Essen. Essens Kämmerer Lars Martin Klieve spricht im Interview über dumme Dividenden-Ideen, einen Hauptversammlungs-Putsch bei RWE und den wackelnden Etat-Ausgleich.

Herr Klieve, die neue Gemeinschaftskarte im RWE-Monopoly besagt: „Sie erhalten auf Stammaktien keine Dividende mehr.“ Was kostet uns das?

Lars Martin Klieve: Verglichen mit dem vergangenen Jahr 18,7 Millionen Euro, verglichen mit dem aktuellen Haushalt allerdings nur knapp 9,4 Millionen, denn wir haben für dieses Jahr nur 50 Cent pro Aktie veranschlagt – die Hälfte der Vorjahres-Wertes von einem Euro.

Was nicht unumstritten war.

Klieve: Keineswegs. Wir haben in der „kommunalen Familie“ dafür reichlich Ärger bekommen, weil insbesondere die Dortmunder sagten: Bringt doch den Vorstand nicht erst auf so dumme Ideen.

Der brauchte Ihre „dumme“ Idee aber gar nicht, sondern geht mit seinem Vorstoß noch viel weiter. Der Nachrichtenagentur dpa haben Sie gesagt, das übertreffe Ihre schlimmsten Albträume. So überrascht?

Auch interessant

Klieve: In der Tat. Die „kommunale Familie“ hatte sich auf 85 Cent verständigt, da war ich mit meiner Prognose von 50 bis 60 Cent pro Aktie schon in der Position des Außenseiters. Und liege jetzt doch noch hinreichend weit von der Realität entfernt. Das muss aber aus meiner Sicht noch nicht das letzte Wort sein...

...was bedeuten würde, dass...

Klieve: ...auf der Hauptversammlung ein anderer Beschluss herauskommt, als er von RWE jetzt vorgegeben wurde. Das wäre ein unübliches Verfahren, ich gebe das zu.

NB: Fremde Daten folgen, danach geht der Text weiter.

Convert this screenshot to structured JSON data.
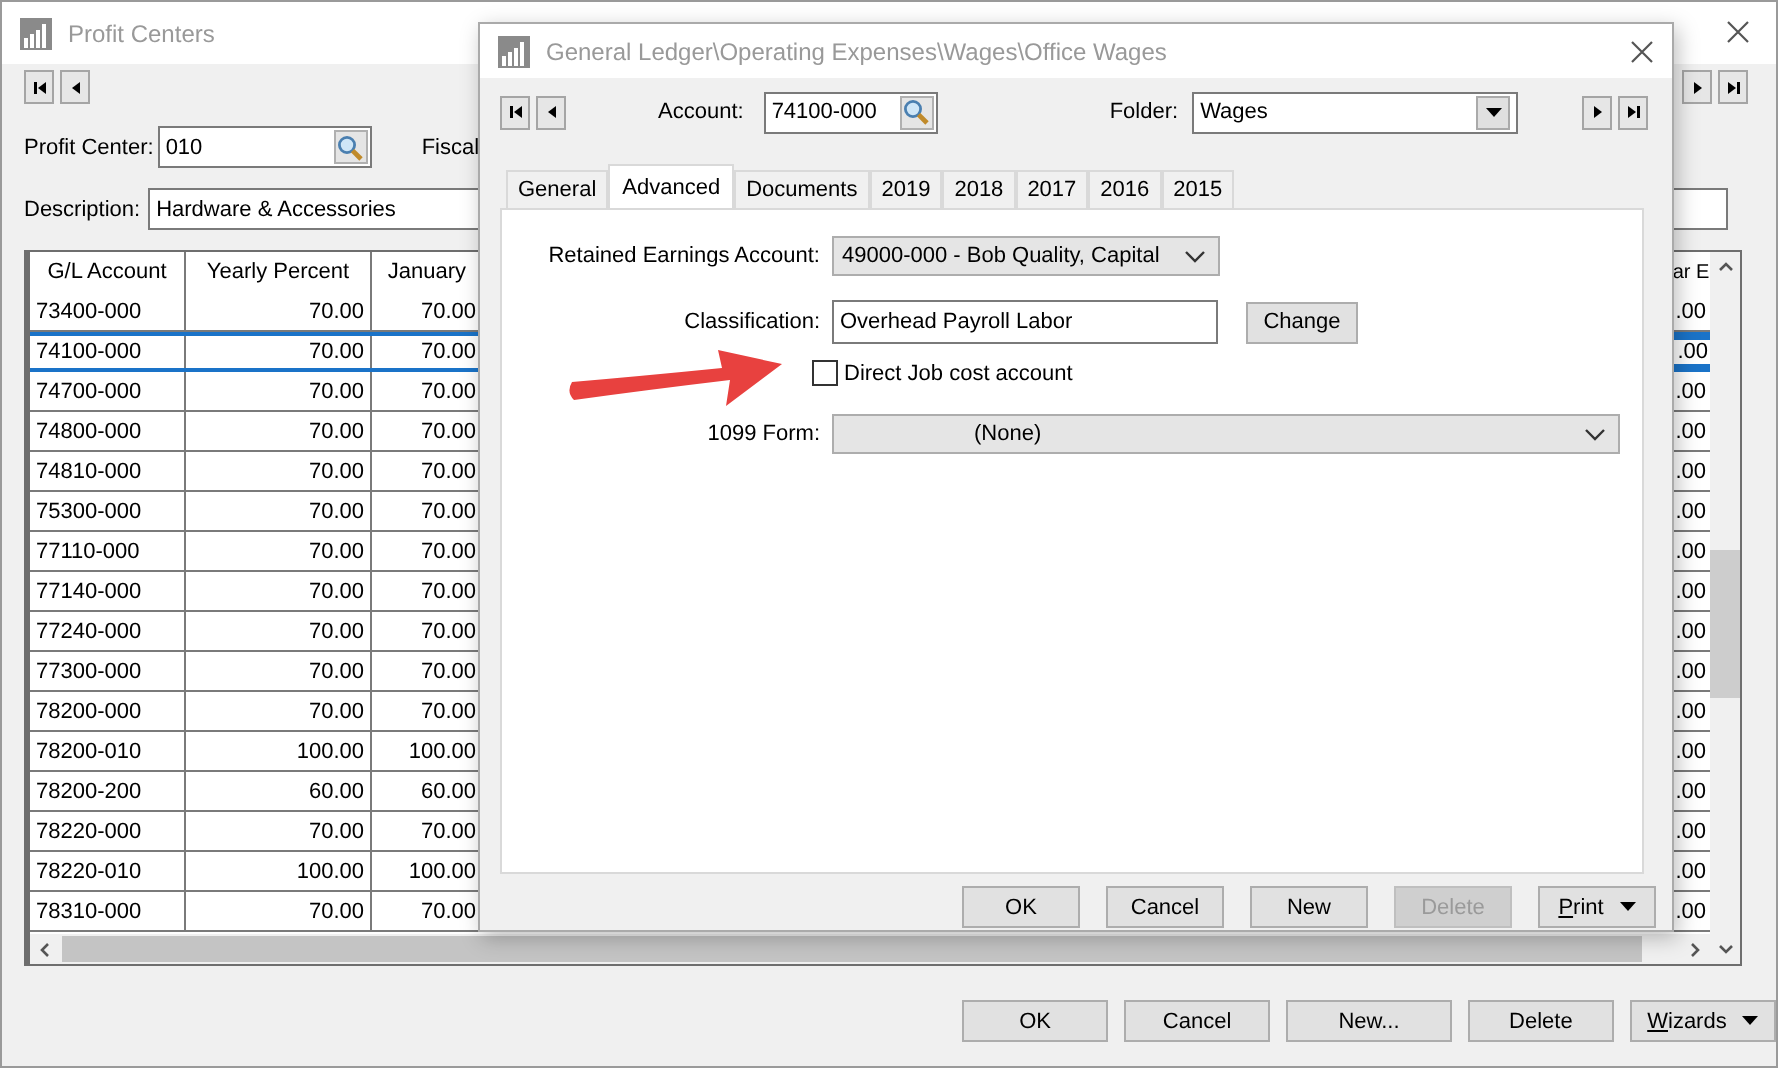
{
  "main_window": {
    "title": "Profit Centers",
    "profit_center": {
      "label": "Profit Center:",
      "value": "010"
    },
    "fiscal_label": "Fiscal",
    "description": {
      "label": "Description:",
      "value": "Hardware & Accessories"
    },
    "table": {
      "columns": [
        "G/L Account",
        "Yearly Percent",
        "January"
      ],
      "column_last": "ar E",
      "rows": [
        {
          "account": "73400-000",
          "yearly_percent": "70.00",
          "january": "70.00",
          "column_last": ".00",
          "selected": false
        },
        {
          "account": "74100-000",
          "yearly_percent": "70.00",
          "january": "70.00",
          "column_last": ".00",
          "selected": true
        },
        {
          "account": "74700-000",
          "yearly_percent": "70.00",
          "january": "70.00",
          "column_last": ".00",
          "selected": false
        },
        {
          "account": "74800-000",
          "yearly_percent": "70.00",
          "january": "70.00",
          "column_last": ".00",
          "selected": false
        },
        {
          "account": "74810-000",
          "yearly_percent": "70.00",
          "january": "70.00",
          "column_last": ".00",
          "selected": false
        },
        {
          "account": "75300-000",
          "yearly_percent": "70.00",
          "january": "70.00",
          "column_last": ".00",
          "selected": false
        },
        {
          "account": "77110-000",
          "yearly_percent": "70.00",
          "january": "70.00",
          "column_last": ".00",
          "selected": false
        },
        {
          "account": "77140-000",
          "yearly_percent": "70.00",
          "january": "70.00",
          "column_last": ".00",
          "selected": false
        },
        {
          "account": "77240-000",
          "yearly_percent": "70.00",
          "january": "70.00",
          "column_last": ".00",
          "selected": false
        },
        {
          "account": "77300-000",
          "yearly_percent": "70.00",
          "january": "70.00",
          "column_last": ".00",
          "selected": false
        },
        {
          "account": "78200-000",
          "yearly_percent": "70.00",
          "january": "70.00",
          "column_last": ".00",
          "selected": false
        },
        {
          "account": "78200-010",
          "yearly_percent": "100.00",
          "january": "100.00",
          "column_last": ".00",
          "selected": false
        },
        {
          "account": "78200-200",
          "yearly_percent": "60.00",
          "january": "60.00",
          "column_last": ".00",
          "selected": false
        },
        {
          "account": "78220-000",
          "yearly_percent": "70.00",
          "january": "70.00",
          "column_last": ".00",
          "selected": false
        },
        {
          "account": "78220-010",
          "yearly_percent": "100.00",
          "january": "100.00",
          "column_last": ".00",
          "selected": false
        },
        {
          "account": "78310-000",
          "yearly_percent": "70.00",
          "january": "70.00",
          "column_last": ".00",
          "selected": false
        }
      ]
    },
    "buttons": [
      {
        "label": "OK",
        "dropdown": false
      },
      {
        "label": "Cancel",
        "dropdown": false
      },
      {
        "label": "New...",
        "dropdown": false
      },
      {
        "label": "Delete",
        "dropdown": false
      },
      {
        "label": "Wizards",
        "dropdown": true
      }
    ]
  },
  "dialog": {
    "title": "General Ledger\\Operating Expenses\\Wages\\Office Wages",
    "account": {
      "label": "Account:",
      "value": "74100-000"
    },
    "folder": {
      "label": "Folder:",
      "value": "Wages"
    },
    "tabs": [
      {
        "label": "General",
        "selected": false
      },
      {
        "label": "Advanced",
        "selected": true
      },
      {
        "label": "Documents",
        "selected": false
      },
      {
        "label": "2019",
        "selected": false
      },
      {
        "label": "2018",
        "selected": false
      },
      {
        "label": "2017",
        "selected": false
      },
      {
        "label": "2016",
        "selected": false
      },
      {
        "label": "2015",
        "selected": false
      }
    ],
    "retained_earnings": {
      "label": "Retained Earnings Account:",
      "value": "49000-000 - Bob Quality, Capital"
    },
    "classification": {
      "label": "Classification:",
      "value": "Overhead Payroll Labor",
      "button": "Change"
    },
    "direct_job_cost": {
      "label": "Direct Job cost account",
      "checked": false
    },
    "form_1099": {
      "label": "1099 Form:",
      "value": "(None)"
    },
    "buttons": [
      {
        "label": "OK",
        "disabled": false,
        "dropdown": false
      },
      {
        "label": "Cancel",
        "disabled": false,
        "dropdown": false
      },
      {
        "label": "New",
        "disabled": false,
        "dropdown": false
      },
      {
        "label": "Delete",
        "disabled": true,
        "dropdown": false
      },
      {
        "label": "Print",
        "disabled": false,
        "dropdown": true
      }
    ]
  }
}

Unüblich oder fast undenkbar?

Klieve: Jedenfalls noch nicht dagewesen, soweit ich das überblicke. Keine Ahnung, wie wahrscheinlich das ist. Im Moment sind wir erst einmal dabei, die Nachricht zu verarbeiten. Aber ich denke mal, dass der Verband Kommunaler Aktionäre gut beraten ist auszuloten, welche Möglichkeiten wir auf der Hauptversammlung noch haben. Immerhin bringen wir ein Stimmenpaket auf die Waage, das nahe bei einem Viertel liegt. Und wir wissen, dass die Präsenz auf Hauptversammlungen auch schon mal nur bei rund 50 Prozent landet. Da ist man dann schon nahe an der Mehrheit. Und wer weiß, vielleicht will ja mancher andere Aktionär auch eine Rendite sehen.

Sie sehen keinen Grund, das Unternehmen zu schonen? RWE hat schließlich massivste Probleme. Wir reden ja womöglich nicht nur darüber, dass die Dividende 2016 ausfällt. Fürs kommende Jahr stehen die Ertrags-Erwartungen noch schlechter. Können wir die 9,4 Millionen für 2017 auch schon abschreiben?

Klieve: Abschreiben ist das richtige Stichwort: Das jetzige Ergebnis leidet ganz massiv unter einer Sonderabschreibung von 2,1 Milliarden Euro auf den konventionellen Kraftwerkspark. Das kostet ja erst mal keinen Euro Liquidität, das heißt, das Geld wäre theoretisch durchaus für eine Dividende vorhanden. Die muss vielleicht nicht bei einem Euro liegen, aber zwischen null und einem Euro gibt es ja eine ganze Bandbreite von Möglichkeiten.

Ist das denn mehr als Pfeifen im Walde, weil Sie Frust schieben und diese Hiobsbotschaft noch nicht so recht wahrhaben wollen?

Auch interessant

Klieve: Sie ordnen das schon richtig ein: Das ist im Moment von nichts gestützt außer dem Ausloten von Möglichkeiten. Damit fangen wir gerade erst an. So gesehen ist heute die erste Strophe gesungen worden. Das Lied ist erst spätestens in der Hauptversammlung zu Ende.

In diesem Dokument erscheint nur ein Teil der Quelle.